My car has TPIS long-tube headers so there's room to change these out. I just used the old studs, it's a bit tight with that round part sticking out of the transmission but it goes without too much struggling.
I let the front end down off the stands and raised the rear end to assist bleeding. Took about an hour or so before there was a full peddle. Clutch feels much better now
I have read on here, those studs make it almost impossible to get the new cast iron version on. Now there is a little snag I forgot to mention. I used a 1/4" drive deep 1/2" socket (thin wall) and it was still difficult to get the socket in there.

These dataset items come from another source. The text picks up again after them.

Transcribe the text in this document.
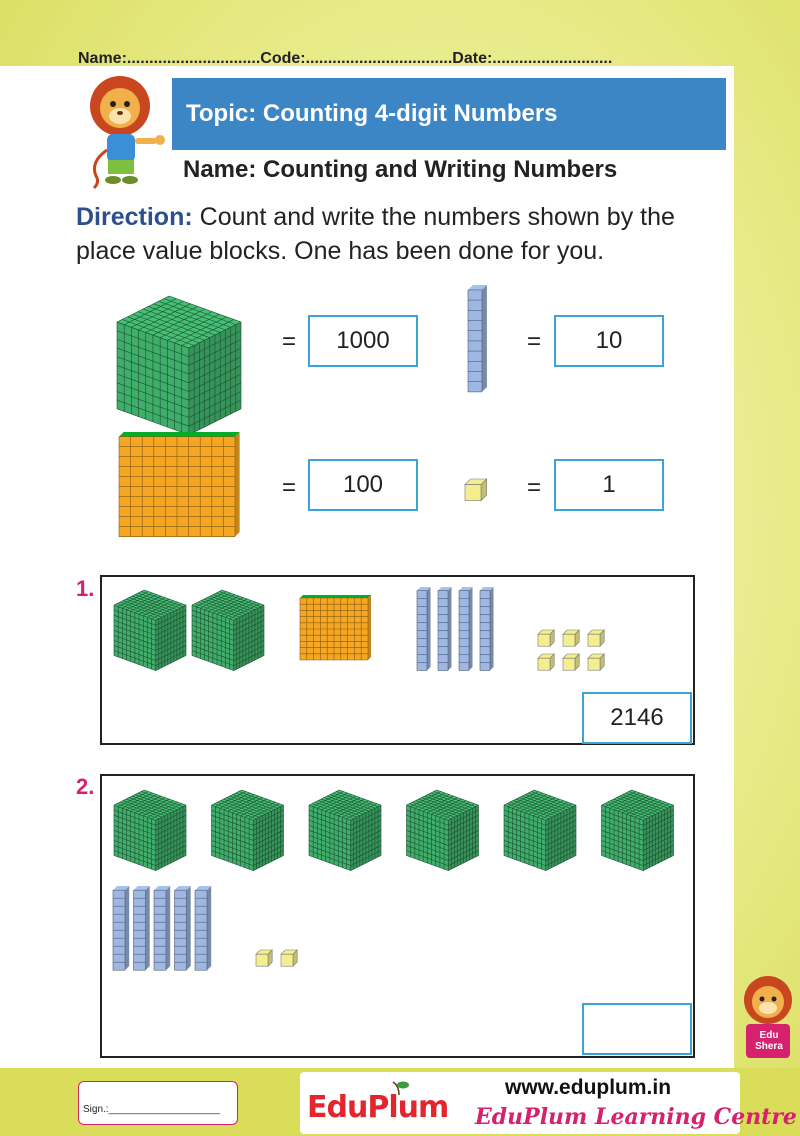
Name:..............................Code:.................................Date:...........................
Topic: Counting 4-digit Numbers
Name: Counting and Writing Numbers
Direction: Count and write the numbers shown by the place value blocks. One has been done for you.
=	1000	=	10
=	100	=	1
1.
2146
2.
Edu Shera
Sign.:____________________	EduPlum
www.eduplum.in
EduPlum Learning Centre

Need to take a Dotco and cut-off disc to make room on each ear. That way the socket fits onto the nut without rubbing the slave cylinder. Pics would help show that.
Just changed my slave cylinder on a 96 six speed. Had exhaust off. Don't know if it could be done with exhaust on. Replaced original slave cylinder with cast iron version. Mounting stud length was not an issue. Used a 3/8ths drive, 1/2" socket on an universal joint with two long extensions to remove and install nuts on mounting studs; no problems there.
The easiest and fastest way, IMHO, is to remove the bleeder screw and carefully (6-7 turns) wrap threads with teflon tape and re-install. Empty Master if not already. Using My-T-Vac or similiar, fill thru bleeder screw upwards to the Master so the air naturally escapes. I finally got a firm pedal and it didn't take much time.